F. Fetscherin et Chuit (p. 251-263).


XXII

LES RÉFORMATEURS CHRÉTIENS

Le socialisme révolutionnaire procède du principe de la lutte des classes. Il pose en axiome qu’il y a antagonisme entre le capital et le travail, que le capitaliste qui prélève un bénéfice sur le travailleur « le vole ».

Quelques catholiques bien intentionnés ont fait le rêve généreux de réconcilier, avec l’aide de la religion chrétienne, la classe des riches et la classe des pauvres. Ils ont cherché un modus vivendi du capital et du travail. Ils croient l’avoir trouvé. L’Œuvre des cercles catholiques d’ouvriers poursuit l’établissement de ce modus vivendi.

Les fondateurs de cette Œuvre sont M. le comte Albert de Mun et M. le comte de la Tour du Pin. Ces messieurs, qui sont deux anciens officiers, eurent en Allemagne, pendant la captivité, l’idée de grouper les catholiques en un parti chrétien de réformes sociales qui combattrait la propagande révolutionnaire et préserverait les ouvriers, en les faisant entrer dans les cadres d’une forte organisation, du contact des socialistes. À leur retour en France, MM. de Mun et de La Tour du Pin entrèrent en rapport avec M. Meignan, directeur du Cercle catholique ouvrier du boulevard Montparnasse. Ils étudièrent l’organisation de ce cercle ; et, dès 1872, ils se mirent en campagne. Le gouvernement laissa M. de Mun faire sa propagande. Le jeune orateur, secondé par le clergé et par la presse catholique, obtint bientôt quelques succès. Il existe aujourd’hui en France environ quatre cents cercles catholiques.

L’Œuvre des cercles vise à rétablir l’accord entre les ouvriers et les patrons, à faire comprendre aux patrons qu’ils ont vis-à-vis de leurs ouvriers des devoirs, comparables à ceux de la paternité, que ces devoirs découlent de leur responsabilité patronale ; aux ouvriers, elle veut faire reconnaître la supériorité des patrons, non pas seulement dans l’atelier, mais dans la société, et leur inspirer pour le patron les sentiments qu’on doit à ceux que la Providence a placés au-dessus de vous.

Aux patrons, l’Œuvre des cercles catholiques demande pour leurs ouvriers de la bienveillance, de la justice, de la charité ; aux ouvriers, elle commande la résignation à leur état présent, la volonté de l’améliorer par le travail et par l’épargne, et, envers leurs patrons, le respect.

Mais il y a souvent, dans les questions de salaires, d’administration intérieure des ateliers et des usines, des désaccords, des conflits, même entre les ouvriers et les patrons.

Pour trancher ces différends, les réformateurs chrétiens constituent une justice de paix sociale, qui est la religion, représentée par les comités des cercles catholiques.
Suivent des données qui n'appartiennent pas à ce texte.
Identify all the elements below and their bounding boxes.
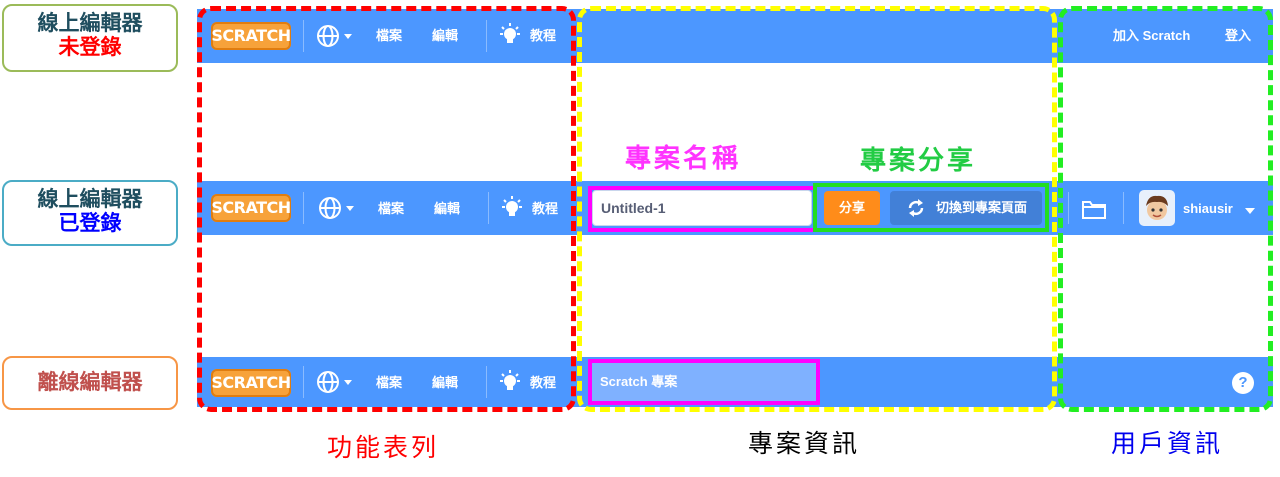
user-info-group-box xyxy=(1058,6,1273,412)
label-offline: 離線編輯器 xyxy=(2,356,178,410)
label-line2: 已登錄 xyxy=(58,212,122,235)
menu-caption: 功能表列 xyxy=(327,433,440,462)
project-share-annotation: 專案分享 xyxy=(860,146,977,176)
project-info-group-box xyxy=(577,6,1057,412)
label-line2: 未登錄 xyxy=(58,36,122,59)
menu-group-box xyxy=(197,6,576,412)
label-line1: 線上編輯器 xyxy=(37,188,143,211)
project-info-caption: 專案資訊 xyxy=(748,429,861,458)
project-name-annotation: 專案名稱 xyxy=(625,144,742,174)
user-info-caption: 用戶資訊 xyxy=(1111,429,1224,458)
label-online-guest: 線上編輯器 未登錄 xyxy=(2,4,178,72)
label-online-logged: 線上編輯器 已登錄 xyxy=(2,180,178,246)
label-line1: 線上編輯器 xyxy=(37,12,143,35)
label-line1: 離線編輯器 xyxy=(37,371,143,394)
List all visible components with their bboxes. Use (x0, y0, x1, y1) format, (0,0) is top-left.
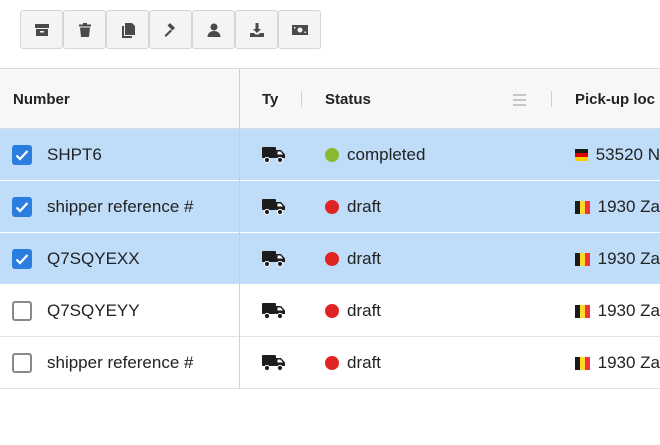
pickup-location: 1930 Za (575, 337, 660, 389)
shipment-number[interactable]: shipper reference # (47, 181, 235, 233)
status-badge: completed (325, 129, 545, 181)
column-resize-handle[interactable] (301, 91, 302, 107)
pickup-text: 1930 Za (597, 197, 660, 216)
row-select-checkbox[interactable] (12, 129, 32, 181)
status-dot-icon (325, 356, 339, 370)
table-row[interactable]: Q7SQYEXX draft 1930 Za (0, 233, 660, 285)
shipment-type (262, 337, 286, 389)
column-header-pickup[interactable]: Pick-up loc (575, 69, 660, 129)
toolbar (20, 10, 321, 51)
trash-icon (78, 22, 91, 37)
row-select-checkbox[interactable] (12, 181, 32, 233)
status-text: draft (347, 197, 382, 216)
truck-icon (262, 355, 285, 372)
billing-button[interactable] (278, 10, 321, 49)
column-divider (239, 285, 240, 337)
shipment-type (262, 129, 286, 181)
check-icon (15, 202, 29, 213)
user-icon (207, 23, 220, 37)
row-select-checkbox[interactable] (12, 337, 32, 389)
pickup-location: 1930 Za (575, 181, 660, 233)
pickup-location: 53520 N (575, 129, 660, 181)
archive-button[interactable] (20, 10, 63, 49)
pickup-location: 1930 Za (575, 233, 660, 285)
auction-button[interactable] (149, 10, 192, 49)
row-select-checkbox[interactable] (12, 285, 32, 337)
assign-user-button[interactable] (192, 10, 235, 49)
germany-flag-icon (575, 148, 588, 162)
column-header-type[interactable]: Ty (262, 69, 292, 129)
pickup-text: 1930 Za (597, 249, 660, 268)
status-dot-icon (325, 200, 339, 214)
status-dot-icon (325, 304, 339, 318)
column-menu-icon[interactable] (513, 94, 526, 106)
status-badge: draft (325, 285, 545, 337)
column-header-status[interactable]: Status (325, 69, 475, 129)
column-header-number[interactable]: Number (13, 69, 233, 129)
row-select-checkbox[interactable] (12, 233, 32, 285)
column-divider (239, 233, 240, 285)
table-row[interactable]: Q7SQYEYY draft 1930 Za (0, 285, 660, 337)
archive-icon (34, 23, 49, 36)
belgium-flag-icon (575, 200, 590, 214)
status-badge: draft (325, 181, 545, 233)
check-icon (15, 254, 29, 265)
status-badge: draft (325, 233, 545, 285)
shipment-type (262, 285, 286, 337)
truck-icon (262, 147, 285, 164)
download-icon (249, 22, 264, 37)
belgium-flag-icon (575, 356, 590, 370)
column-divider (239, 337, 240, 389)
column-divider[interactable] (239, 69, 240, 129)
shipment-number[interactable]: SHPT6 (47, 129, 235, 181)
column-resize-handle[interactable] (551, 91, 552, 107)
truck-icon (262, 251, 285, 268)
delete-button[interactable] (63, 10, 106, 49)
status-text: draft (347, 301, 382, 320)
column-divider (239, 181, 240, 233)
shipment-number[interactable]: Q7SQYEXX (47, 233, 235, 285)
shipments-grid: Number Ty Status Pick-up loc SHPT6 compl… (0, 68, 660, 389)
copy-icon (121, 22, 135, 38)
status-dot-icon (325, 148, 339, 162)
status-badge: draft (325, 337, 545, 389)
shipment-number[interactable]: Q7SQYEYY (47, 285, 235, 337)
shipment-number[interactable]: shipper reference # (47, 337, 235, 389)
copy-button[interactable] (106, 10, 149, 49)
status-text: draft (347, 353, 382, 372)
status-text: completed (347, 145, 426, 164)
pickup-text: 1930 Za (597, 301, 660, 320)
grid-header: Number Ty Status Pick-up loc (0, 68, 660, 129)
money-icon (291, 24, 308, 35)
shipment-type (262, 233, 286, 285)
table-row[interactable]: shipper reference # draft 1930 Za (0, 181, 660, 233)
pickup-text: 1930 Za (597, 353, 660, 372)
truck-icon (262, 303, 285, 320)
gavel-icon (164, 22, 175, 37)
status-text: draft (347, 249, 382, 268)
status-dot-icon (325, 252, 339, 266)
check-icon (15, 150, 29, 161)
pickup-location: 1930 Za (575, 285, 660, 337)
table-row[interactable]: shipper reference # draft 1930 Za (0, 337, 660, 389)
grid-body: SHPT6 completed 53520 N shipper referenc (0, 129, 660, 389)
column-divider (239, 129, 240, 181)
pickup-text: 53520 N (595, 145, 660, 164)
belgium-flag-icon (575, 252, 590, 266)
belgium-flag-icon (575, 304, 590, 318)
truck-icon (262, 199, 285, 216)
download-button[interactable] (235, 10, 278, 49)
table-row[interactable]: SHPT6 completed 53520 N (0, 129, 660, 181)
shipment-type (262, 181, 286, 233)
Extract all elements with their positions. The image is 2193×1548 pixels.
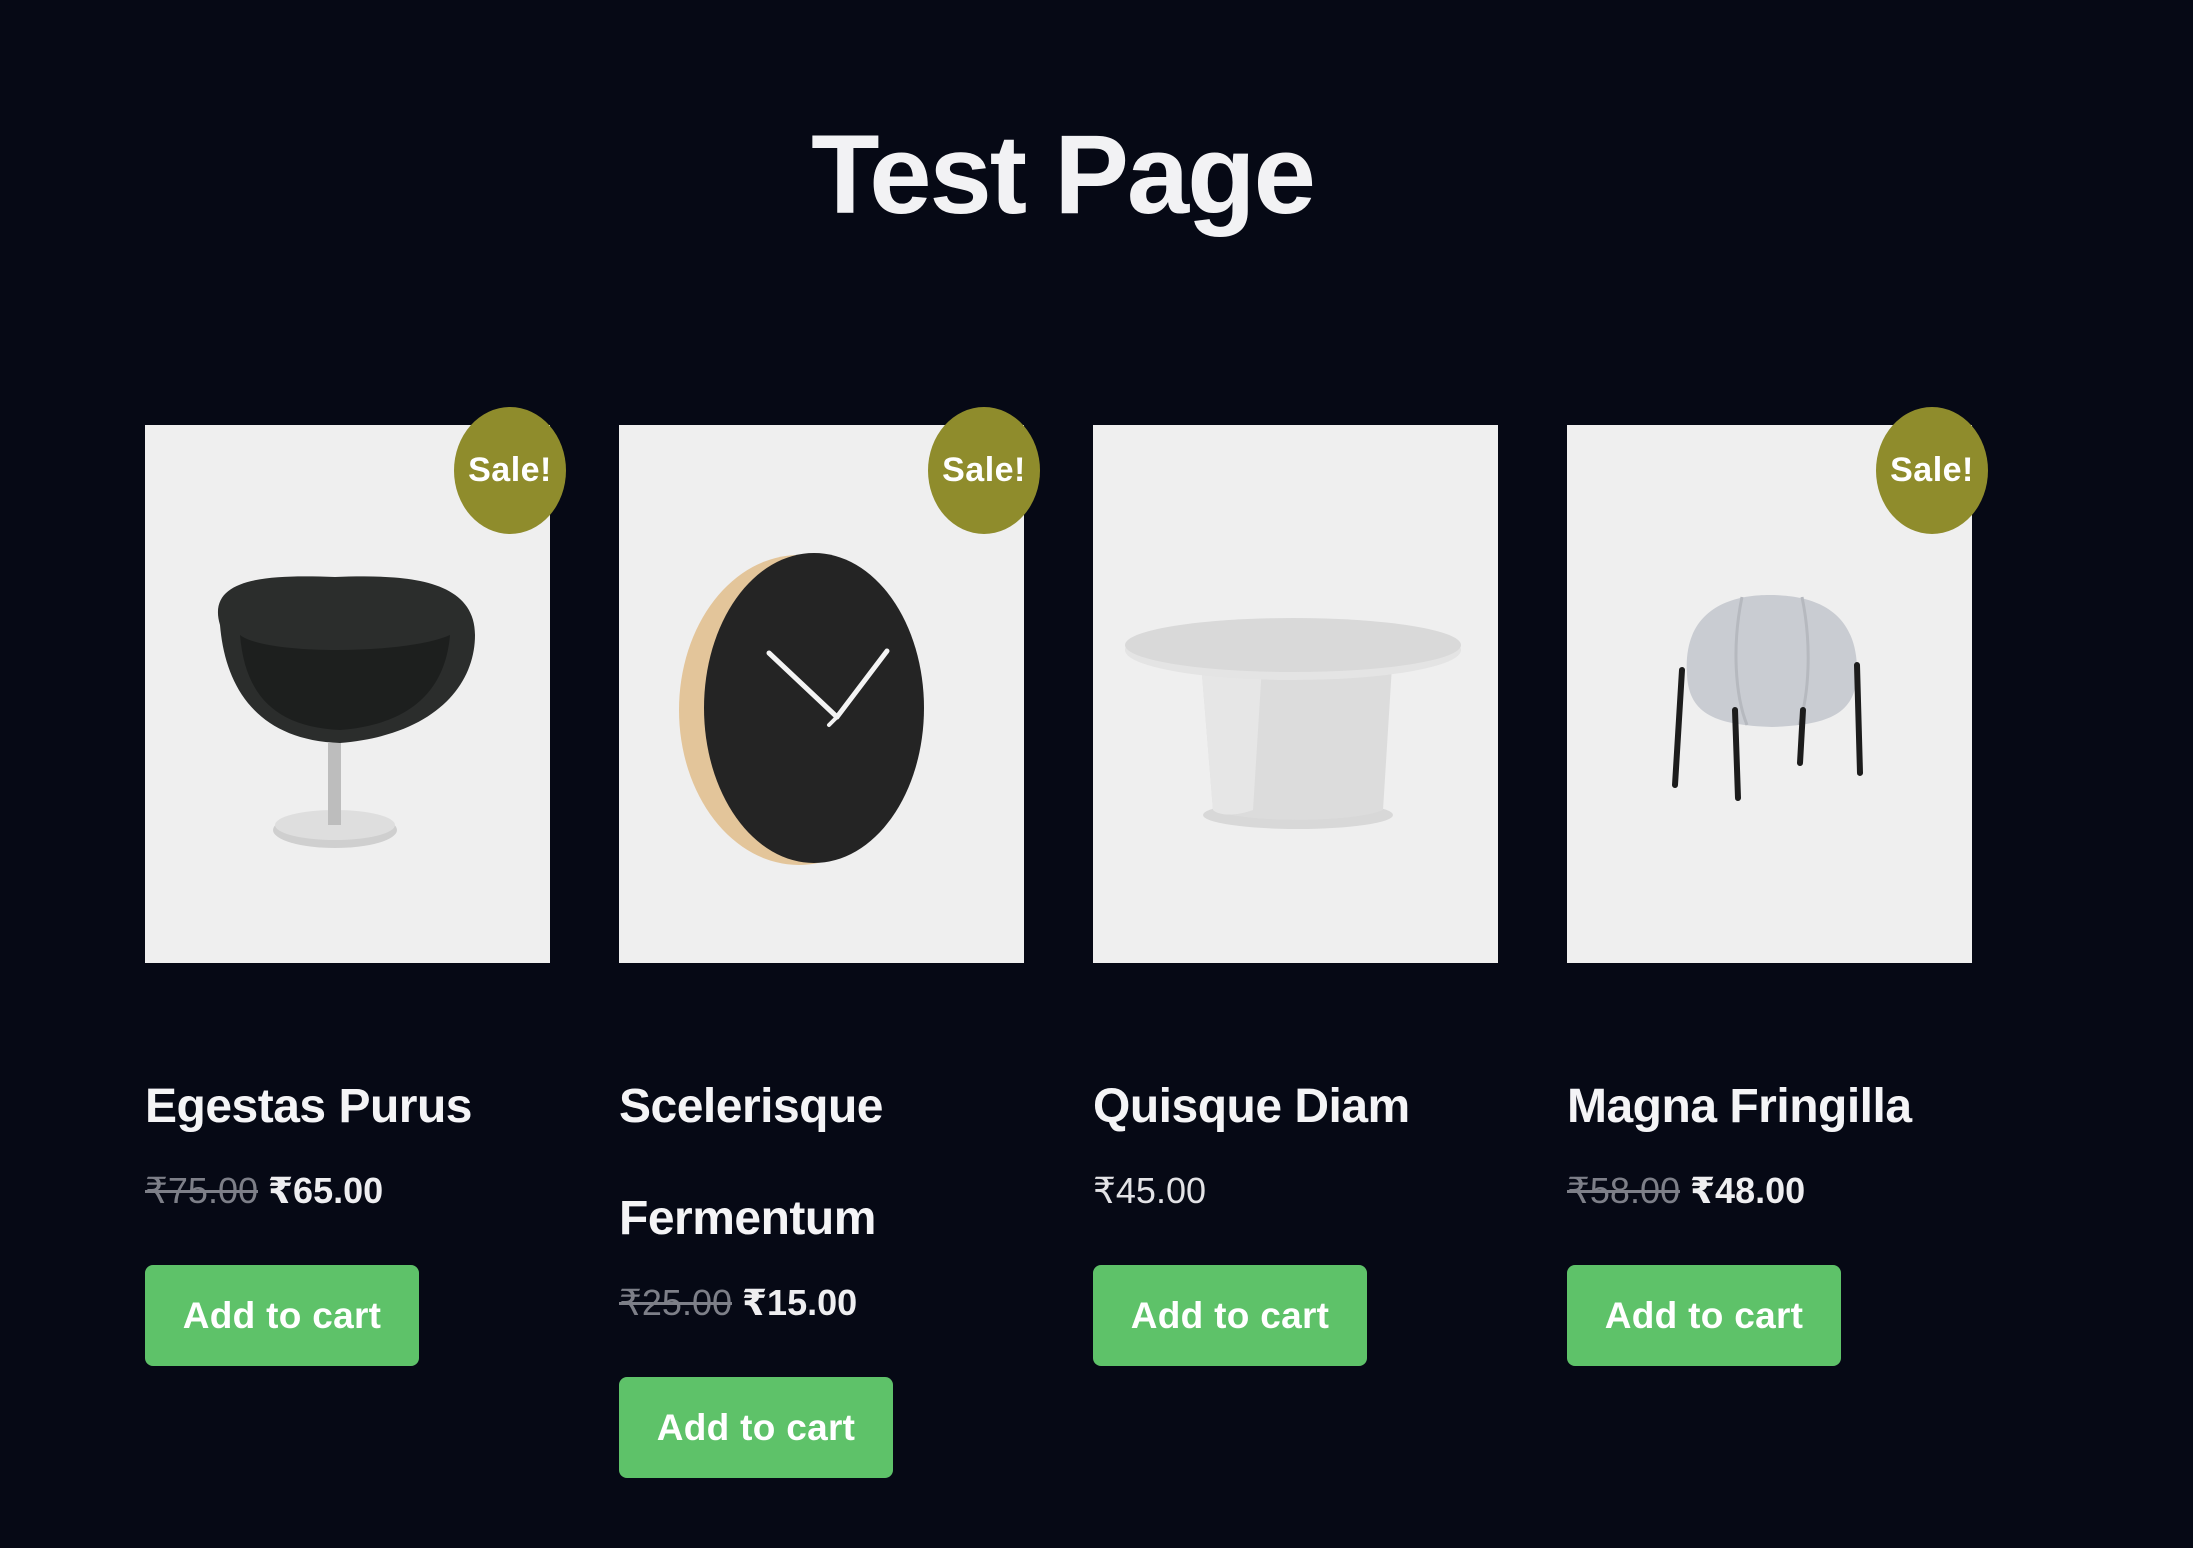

Si la législation permettait aux auteurs de cette louable tentative de réconciliation sociale de mettre en application leur système, la société française redeviendrait une société théocratique ; elle deviendrait un immense cercle catholique, car c’est à l’image de leurs cercles que les réformateurs chrétiens la façonneraient.

Le cercle catholique d’ouvriers rappelle par plus d’un point le préau du collège, où les élèves sont libres de se récréer sous la surveillance du maître et dans les limites fixées par le règlement. Dans le cercle, les élèves sont les ouvriers ; le maître, c’est le directeur nommé par le comité, représentant du comité, et qui promulgue en son nom les règlements.

L’initiative de la fondation d’un cercle appartient aux riches. Dans une ville, ou dans un quartier d’une grande ville, des hommes considérables s’assemblent, se concertent et décident d’ouvrir aux ouvriers un local où ils puissent se réunir, se distraire en commun, et recevoir l’enseignement social chrétien et conservateur. Le comité fournit le local et fait les frais de premier établissement.

Aux ouvriers qui se font admettre incombe la charge d’entretenir le cercle, de renouveler les jeux, etc… C’est avec les cotisations des membres et avec les souscriptions volontaires du comité que l’on fait face à toutes les dépenses.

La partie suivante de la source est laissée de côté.